I’d hesitate before calling Republic Commando an underrated classic. It’s certainly worth playing, especially at the knock-down price Steam sells it for these days, but most of the game’s imagination seems to have been expended on the squad command system that is its unique selling point. Everything else has suffered as a result – plot, characterisation, weapons and enemy design. It’s these last two that really hurt the game, as while a decently-made FPS can get away without the first two if it’s done right, lacklustre weapons and repetitive enemies would be the kiss of death for any FPS that wasn’t Republic Commando. The squad system saves it, it really does, but even so it’s still got those deficiencies weighing it down like a pair of concrete overshoes. Thankfully Republic Commando never quite sinks below the surface level of “acceptably fun”, but it definitely falls some way short of the classic status it could have achieved if it had paid a little more attention to classical FPS design elements.

Tagged , ,

7 thoughts on “Thoughts: Republic Commando.

  1. Josher says:

    Did you ever play the Jedi Knight games?

  2. hentzau says:

    I think I played a demo of Mysteries of the Sith when I was 13.

    (I actually have all of them on Steam but while I enjoyed Dark Forces, the rest of them have not aged well at all.)

    • innokenti says:

      I think the original Jedi Knight is quite solid, but just the light-saber play in JK2 and Jedi Academy I think manages to carry those games further in terms of replayability. I think the the Dark Forces games are superior, but I will replay JK2 and JA rather than them.

  3. Masked Dave says:

    Pretty fair I suppose, but I think the lows you mention mattered more to you than me for hampering of enjoyment.

    My overriding memory is laying on the floor staring through a red tinted view at a wall as the sounds of massive combat went on around me, willing my team through to victory so they could some and save me. Something about the squad dynamic made every moment like that feel very powerful emotionally.

    • hentzau says:

      Those were definitely the best parts of the game, and the reason why I’m not calling Republic Commando a dreary slog through a series of identikit grey corridors and brown canyons. It’s a game with one good idea which would normally doom it to mediocrity, but in this case that idea is just about strong enough to carry the whole weight of the rest of it on its shoulders.

  4. innokenti says:

    I must admit that I didn’t struggle with the scavanger droids, however annoying they were. But yes, it is a hard game, and the satisfactory kind of hard and I think that even the rinse-repeat of the situations you found yourself in and how you solved them with your squad kept it going again and again. I’ve re-played it a few times now and I still enjoy that comforting almost puzzle-like challenge.

    Yes, when it becomes a plain shooter it is not hugely remarkable, but as a whole it does work.

    Still, looks like you enjoyed it despite the flaws. It would be pretty nice if those mechanics were used again somewhere. Sadly Imperial Commando has never turned up…

  5. psyman says:

    I have to disagree with criticism of the mission design. The very long levels are what made RC so special and unique even to this day.
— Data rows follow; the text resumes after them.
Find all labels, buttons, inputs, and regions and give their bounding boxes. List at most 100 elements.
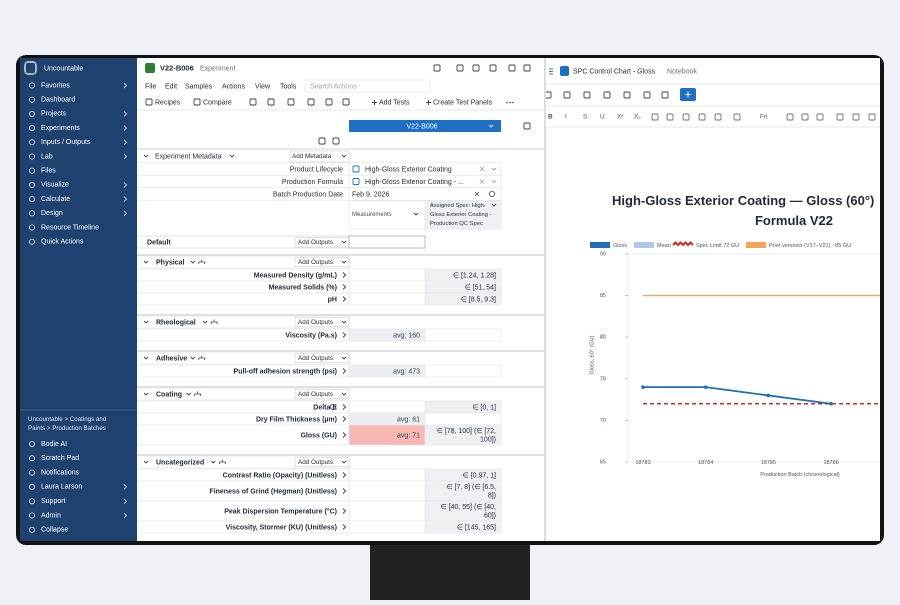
chevron-icon[interactable] <box>342 524 347 530</box>
clear-icon[interactable] <box>474 191 480 197</box>
icon[interactable] <box>733 113 741 121</box>
icon[interactable] <box>456 64 464 72</box>
icon[interactable] <box>267 98 275 106</box>
nav-item[interactable]: Laura Larson <box>41 484 82 491</box>
measurement-cell[interactable] <box>348 468 426 482</box>
caret-icon[interactable] <box>229 154 235 158</box>
column-header[interactable] <box>349 120 501 132</box>
measurement-cell[interactable] <box>348 480 426 502</box>
button[interactable] <box>294 388 350 400</box>
icon[interactable] <box>816 113 824 121</box>
caret-icon[interactable] <box>413 212 419 216</box>
nav-item[interactable]: Design <box>41 210 63 217</box>
caret-icon[interactable] <box>143 392 149 396</box>
icon[interactable] <box>433 64 441 72</box>
caret-icon[interactable] <box>341 460 347 464</box>
chevron-icon[interactable] <box>123 82 128 89</box>
chevron-icon[interactable] <box>342 284 347 290</box>
icon[interactable] <box>342 98 350 106</box>
icon[interactable] <box>868 113 876 121</box>
button[interactable] <box>294 352 350 364</box>
chevron-icon[interactable] <box>342 432 347 438</box>
icon[interactable] <box>852 113 860 121</box>
chevron-icon[interactable] <box>342 416 347 422</box>
icon[interactable] <box>193 98 201 106</box>
measurement-cell[interactable] <box>348 500 426 522</box>
menu-item[interactable]: View <box>255 83 271 90</box>
nav-item[interactable]: Quick Actions <box>41 239 84 246</box>
toolbar-button[interactable]: Recipes <box>155 99 181 106</box>
icon[interactable] <box>682 113 690 121</box>
format-button[interactable]: S <box>583 114 588 121</box>
button[interactable] <box>294 256 350 268</box>
caret-icon[interactable] <box>491 167 497 171</box>
icon[interactable] <box>508 64 516 72</box>
measurement-cell[interactable] <box>348 292 426 306</box>
caret-icon[interactable] <box>143 154 149 158</box>
nav-item[interactable]: Bodie AI <box>41 441 67 448</box>
chevron-icon[interactable] <box>342 488 347 494</box>
measurement-cell[interactable] <box>348 520 426 534</box>
splitter[interactable] <box>544 58 546 541</box>
nav-item[interactable]: Dashboard <box>41 97 75 104</box>
nav-item[interactable]: Scratch Pad <box>41 455 79 462</box>
icon[interactable] <box>523 64 531 72</box>
toolbar-button[interactable]: Create Test Panels <box>433 99 493 106</box>
format-button[interactable]: Fit <box>760 114 767 121</box>
chevron-icon[interactable] <box>123 125 128 131</box>
icon[interactable] <box>352 165 360 173</box>
nav-item[interactable]: Experiments <box>41 125 80 132</box>
nav-item[interactable]: Files <box>41 168 56 175</box>
chevron-icon[interactable] <box>123 210 128 217</box>
caret-icon[interactable] <box>341 260 347 264</box>
icon[interactable] <box>318 137 326 145</box>
caret-icon[interactable] <box>491 203 497 207</box>
menu-item[interactable]: Samples <box>185 83 213 90</box>
caret-icon[interactable] <box>491 180 497 184</box>
chevron-icon[interactable] <box>123 182 128 188</box>
chevron-icon[interactable] <box>342 272 347 278</box>
icon[interactable] <box>623 91 631 99</box>
chevron-icon[interactable] <box>342 508 347 514</box>
chevron-icon[interactable] <box>123 153 128 160</box>
icon[interactable] <box>249 98 257 106</box>
button[interactable] <box>294 456 350 468</box>
toolbar-button[interactable]: Add Tests <box>379 99 410 106</box>
input-cell[interactable] <box>348 235 426 249</box>
caret-icon[interactable] <box>143 460 149 464</box>
chevron-icon[interactable] <box>342 404 347 410</box>
search-box[interactable] <box>304 79 431 93</box>
nav-item[interactable]: Calculate <box>41 196 70 203</box>
chevron-icon[interactable] <box>123 196 128 202</box>
clear-icon[interactable] <box>479 166 485 172</box>
caret-icon[interactable] <box>190 260 196 264</box>
chevron-icon[interactable] <box>342 296 347 302</box>
format-button[interactable]: B <box>548 114 553 121</box>
caret-icon[interactable] <box>210 460 216 464</box>
icon[interactable] <box>352 178 360 185</box>
icon[interactable] <box>714 113 722 121</box>
icon[interactable] <box>332 137 340 145</box>
caret-icon[interactable] <box>341 356 347 360</box>
icon[interactable] <box>603 91 611 99</box>
caret-icon[interactable] <box>143 356 149 360</box>
format-button[interactable]: U <box>600 114 605 121</box>
nav-item[interactable]: Resource Timeline <box>41 224 99 231</box>
icon[interactable] <box>545 91 552 99</box>
icon[interactable] <box>698 113 706 121</box>
icon[interactable] <box>489 64 497 72</box>
chevron-icon[interactable] <box>123 111 128 117</box>
icon[interactable] <box>651 113 659 121</box>
chevron-icon[interactable] <box>123 498 128 505</box>
menu-item[interactable]: Edit <box>165 83 177 90</box>
caret-icon[interactable] <box>341 392 347 396</box>
format-button[interactable]: X₂ <box>634 114 641 121</box>
button[interactable] <box>289 150 350 163</box>
measurement-cell[interactable] <box>348 400 426 414</box>
chevron-icon[interactable] <box>123 512 128 519</box>
caret-icon[interactable] <box>202 320 208 324</box>
nav-item[interactable]: Projects <box>41 111 67 118</box>
menu-item[interactable]: File <box>145 83 156 90</box>
toolbar-button[interactable]: Compare <box>203 99 232 106</box>
icon[interactable] <box>563 91 571 99</box>
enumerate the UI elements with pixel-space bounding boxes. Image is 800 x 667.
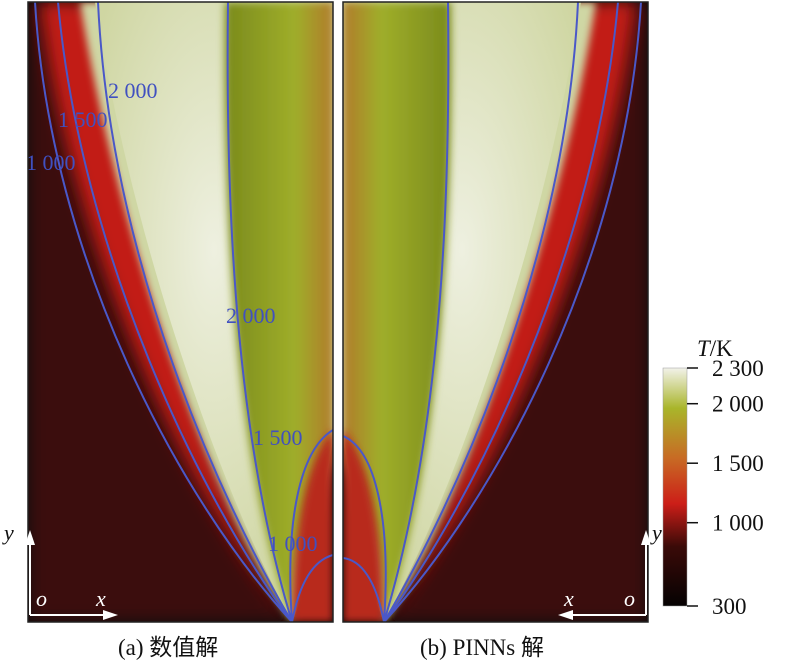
origin-label-b: o xyxy=(624,586,635,611)
contour-label-1500-right: 1 500 xyxy=(253,425,303,450)
colorbar-title-var: T xyxy=(697,336,712,361)
colorbar-tick-label-3: 1 000 xyxy=(712,511,764,536)
contour-label-2000-left: 2 000 xyxy=(108,78,158,103)
colorbar-ticks: 2 300 2 000 1 500 1 000 300 xyxy=(687,356,764,619)
colorbar-title: T/K xyxy=(697,336,733,361)
axis-x-label-a: x xyxy=(95,586,106,611)
colorbar-tick-label-1: 2 000 xyxy=(712,392,764,417)
colorbar-tick-label-4: 300 xyxy=(712,594,747,619)
colorbar-gradient xyxy=(662,367,688,607)
axis-indicator-a xyxy=(25,530,118,620)
caption-b: (b) PINNs 解 xyxy=(420,635,544,660)
contour-label-1500-left: 1 500 xyxy=(58,107,108,132)
axis-indicator-b xyxy=(558,530,651,620)
panel-pinns xyxy=(343,2,648,622)
colorbar-tick-label-2: 1 500 xyxy=(712,451,764,476)
caption-a: (a) 数值解 xyxy=(118,635,219,660)
axis-y-label-b: y xyxy=(650,520,662,545)
colorbar: T/K 2 300 2 000 1 500 1 000 300 xyxy=(662,336,764,619)
contour-label-2000-center: 2 000 xyxy=(226,303,276,328)
panel-b-frame xyxy=(342,1,649,623)
panel-numerical: 1 000 1 500 2 000 2 000 1 500 1 000 xyxy=(26,2,333,622)
contour-label-1000-left: 1 000 xyxy=(26,150,76,175)
colorbar-tick-label-0: 2 300 xyxy=(712,356,764,381)
axis-y-label-a: y xyxy=(2,520,14,545)
origin-label-a: o xyxy=(36,586,47,611)
axis-x-label-b: x xyxy=(563,586,574,611)
contour-label-1000-right: 1 000 xyxy=(268,531,318,556)
panel-a-frame xyxy=(27,1,334,623)
colorbar-title-unit: /K xyxy=(710,336,733,361)
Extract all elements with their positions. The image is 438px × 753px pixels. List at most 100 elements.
    Each ~2.5 hour mission really allows players to immerse themselves; I felt such a grand sense of achievement from overcoming adversity with my squad due to the epic uninterrupted level design.

    It’s so satisfying and genuinely emotionally moving being able to trace back over all the highs & lows of the journey that my squad had slogged through.

    Those same feelings just wouldn’t be evoked if RC had a dozen brief missions instead. So many action games have short levels these days, I would love for more to be like RC. The only other similar game I’ve played is Mass Effect 1, while ME2 & 3 both had very short missions.